Wenn sich Halbwissende für besonders schlau halten |
»Ich weiß, dass ich nichts weiß«, soll einst Sokrates gesagt haben. Bei Menschen mit Dunning-Kruger-Effekt ist es umgekehrt. / Foto: Getty Images/nicoletaionescu
Die Psychologen Professor Dr. David Dunning und Professor Dr. Justin Kruger stellten ihre Theorie in einer Arbeit von 1999 vor. Demnach überschätzen sich gerade wenig kenntnisreiche Menschen, weil sie nicht einmal ahnen, was sie alles nicht wissen. Es sei zwar toll, so viel öffentliche Bekanntheit zu haben, sagte Dunning kürzlich in einem »Scientific American«-Podcast. Er würde sich aber wünschen, der Begriff würde nicht als Schimpfwort benutzt, wie es derzeit üblich in Sozialen Medien ist, »denn es geht wirklich darum, über sich selbst nachzudenken und zu wissen, dass es Dinge geben könnte, die man nicht weiß. Es geht nicht darum, über andere Menschen zu urteilen.«
Unter Fachleuten teils belächelt bis umstritten, hat der so einleuchtend klingende Effekt in der Öffentlichkeit eine riesige Fangemeinde. Denn wohl jeder hat gelegentlich den Eindruck, dass sein Gegenüber von einem Thema herzlich wenig Ahnung hat, sich selbst aber für den größten Kenner hält. »Das begegnet einem im Alltag doch recht oft«, sagt der Sozialpsychologe Professor Dr. Hans-Peter Erb von der Helmut-Schmidt-Universität der Bundeswehr Hamburg. »Die am lautesten schreien, sind meist die mit der wenigsten Ahnung.«
Der paradoxe Hang zur Selbstüberschätzung kann gefährlich sein. Für denjenigen selbst, wenn er sich nach der Google-Recherche eine medizinische Diagnose stellt oder nach drei Lehrvideos für den neuen Börsenexperten schlechthin hält. Für andere, wenn der 18-jährige Fahranfänger meint, besser zu fahren als alle anderen. Und für Unternehmen, wenn Angestellte die Tragweite ihres Tuns nicht überblicken.
Zugrunde liegt dem Phänomen den zwei US-amerikanischen Psychologen zufolge, dass Menschen generell schlecht darin sind, ihr Wissen, ihre Fähigkeiten oder ihre Leistung realistisch einzuschätzen: Mehr als 90 Prozent der Autofahrer in den USA sind Untersuchungen zufolge überzeugt, überdurchschnittlich gute Fahrer zu sein. Auch beim Fußballgucken, bei Finanzfragen oder Ansichten zur Klimakrise wird häufig deutlich: Menschen glauben schnell von sich, dass sie sich bestens auskennen.
Auf die Spur gekommen waren Dunning und Kruger dem Effekt bei Testreihen mit Studenten, die Fragebögen bearbeiten und dann einschätzen sollten, wie gut sie wohl im Vergleich zu den anderen abschnitten. Ausgerechnet beim schlechtesten Viertel glaubten viele von sich, weitaus besser zu liegen – selbst dann noch, wenn sie die Bögen der besten Teilnehmer zu sehen bekamen. Sie waren nicht in der Lage, die eigene Inkompetenz zu bemerken und auch nicht dazu, die Kompetenz von Menschen mit mehr Fachwissen zu erkennen – und anzuerkennen. Weitere Tests zeigten, dass Einsteiger zunächst mit Respekt an eine Sache herangehen.

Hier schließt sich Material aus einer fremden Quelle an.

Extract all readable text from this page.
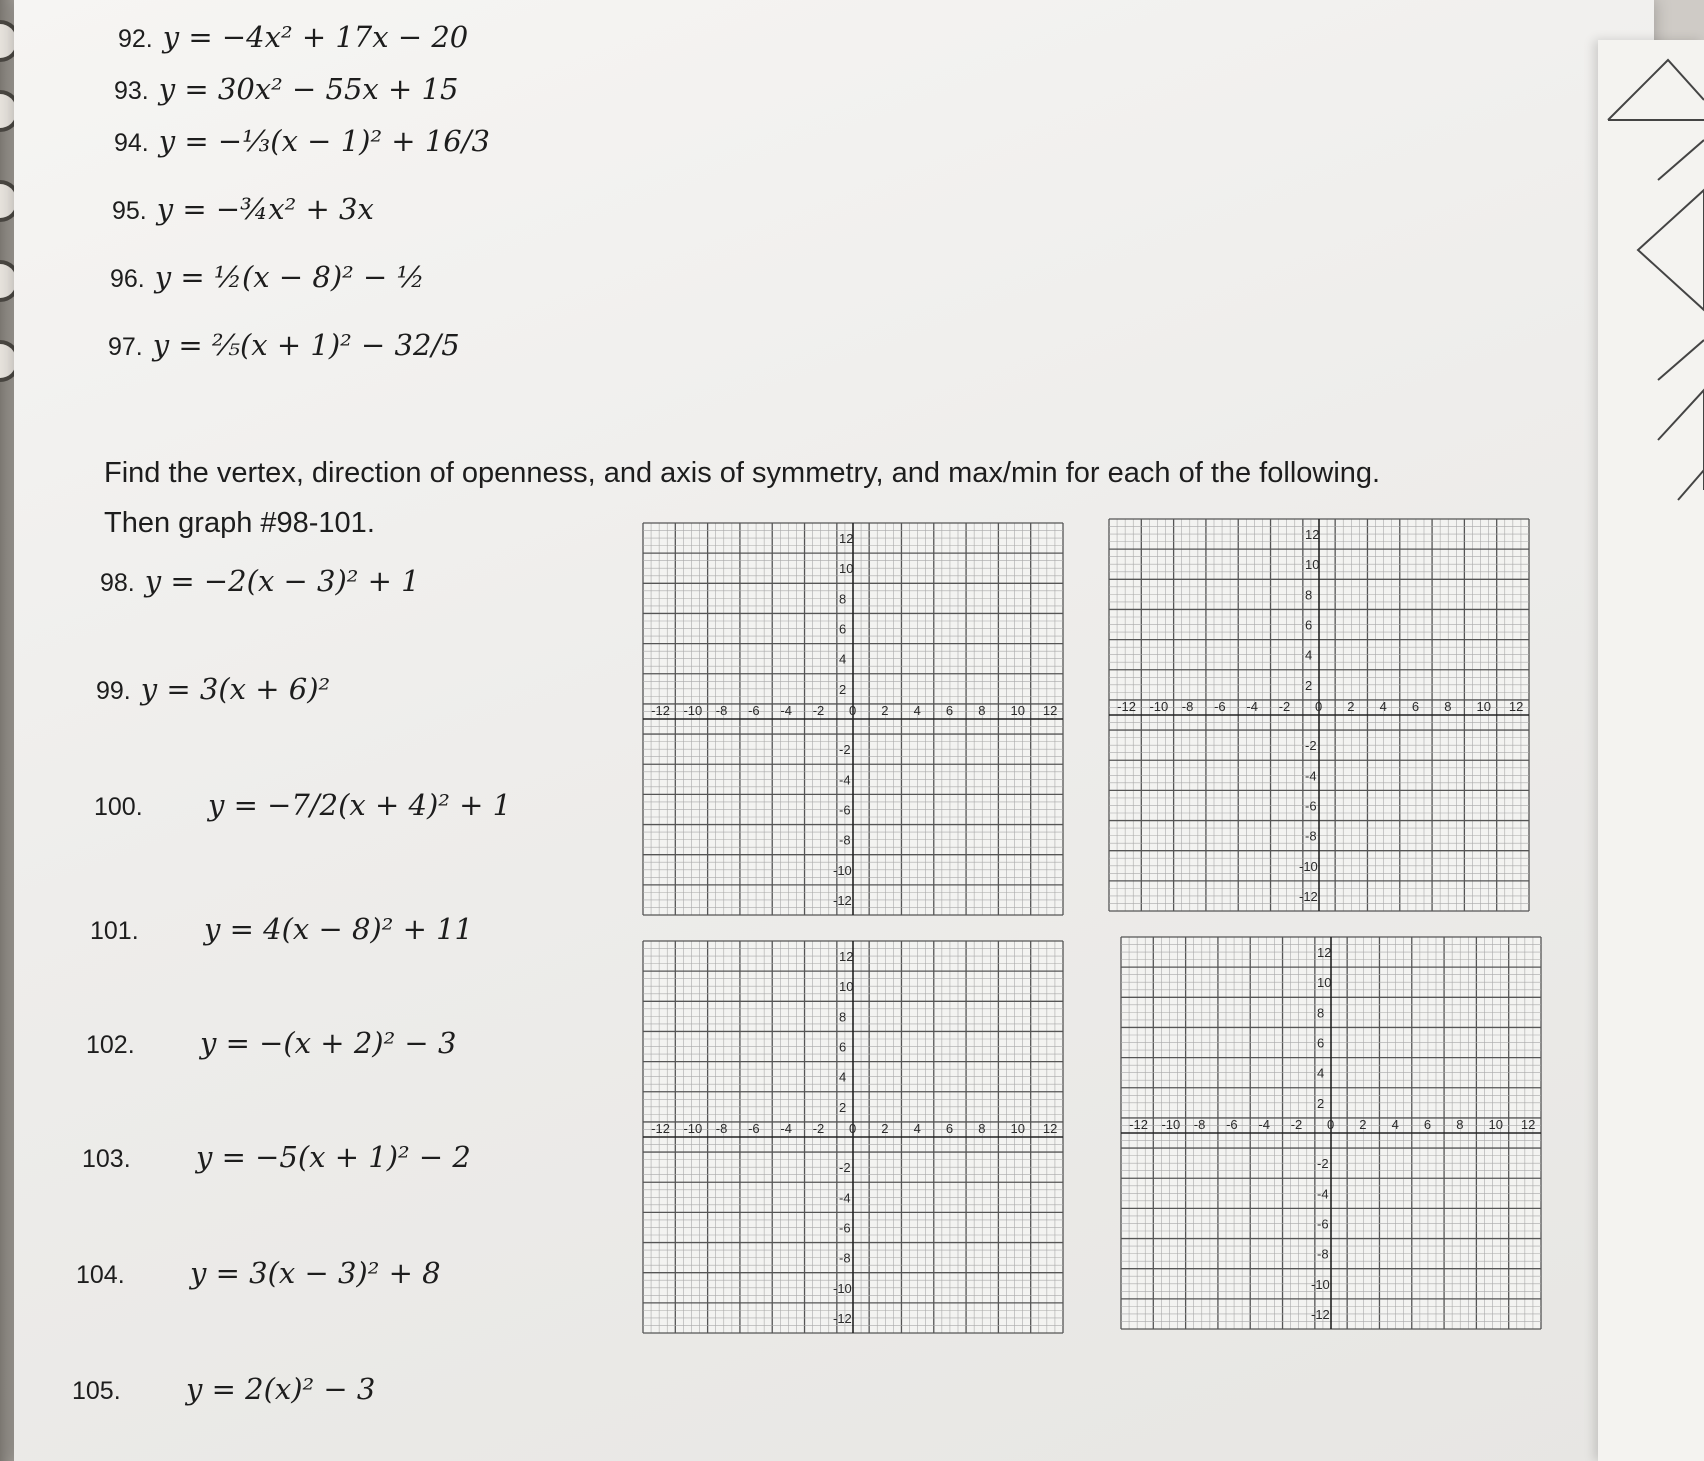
92. y = −4x² + 17x − 20
93. y = 30x² − 55x + 15
94. y = −⅓(x − 1)² + 16/3
95. y = −¾x² + 3x
96. y = ½(x − 8)² − ½
97. y = ⅖(x + 1)² − 32/5
Find the vertex, direction of openness, and axis of symmetry, and max/min for each of the following.
Then graph #98-101.
98. y = −2(x − 3)² + 1
99. y = 3(x + 6)²
100. y = −7/2(x + 4)² + 1
101. y = 4(x − 8)² + 11
102. y = −(x + 2)² − 3
103. y = −5(x + 1)² − 2
104. y = 3(x − 3)² + 8
105. y = 2(x)² − 3
-12 -10 -8 -6 -4 -2 0 2 4 6 8 10 12
12
10
8
6
4
2
-2
-4
-6
-8
-10
-12
-12 -10 -8 -6 -4 -2 0 2 4 6 8 10 12
12
10
8
6
4
2
-2
-4
-6
-8
-10
-12
-12 -10 -8 -6 -4 -2 0 2 4 6 8 10 12
12
10
8
6
4
2
-2
-4
-6
-8
-10
-12
-12 -10 -8 -6 -4 -2 0 2 4 6 8 10 12
12
10
8
6
4
2
-2
-4
-6
-8
-10
-12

Sobald sie aber erste kleine Kompetenzen erworben haben, neigen sie zu gravierender Selbstüberschätzung.
In die entgegengesetzte Richtung geht im Übrigen ein anderes psychologisches Phänomen: das Impostor-Syndrom, auch Hochstapler-Syndrom genannt. Auch bei diesem sind Betroffene nicht in der Lage, ihre Fähigkeiten und Kompetenzen richtig einzuordnen, jedoch in die andere Richtung: Diese Menschen zweifeln die eigene Leistung an und halten sich irrtümlich für Hochstapler. Unter diesem Syndrom leiden meist leistungsstarke Personen, die ihre Erfolge jedoch häufig externen Faktoren wie Glück, Zufall oder der Hilfe von außen zuordnen.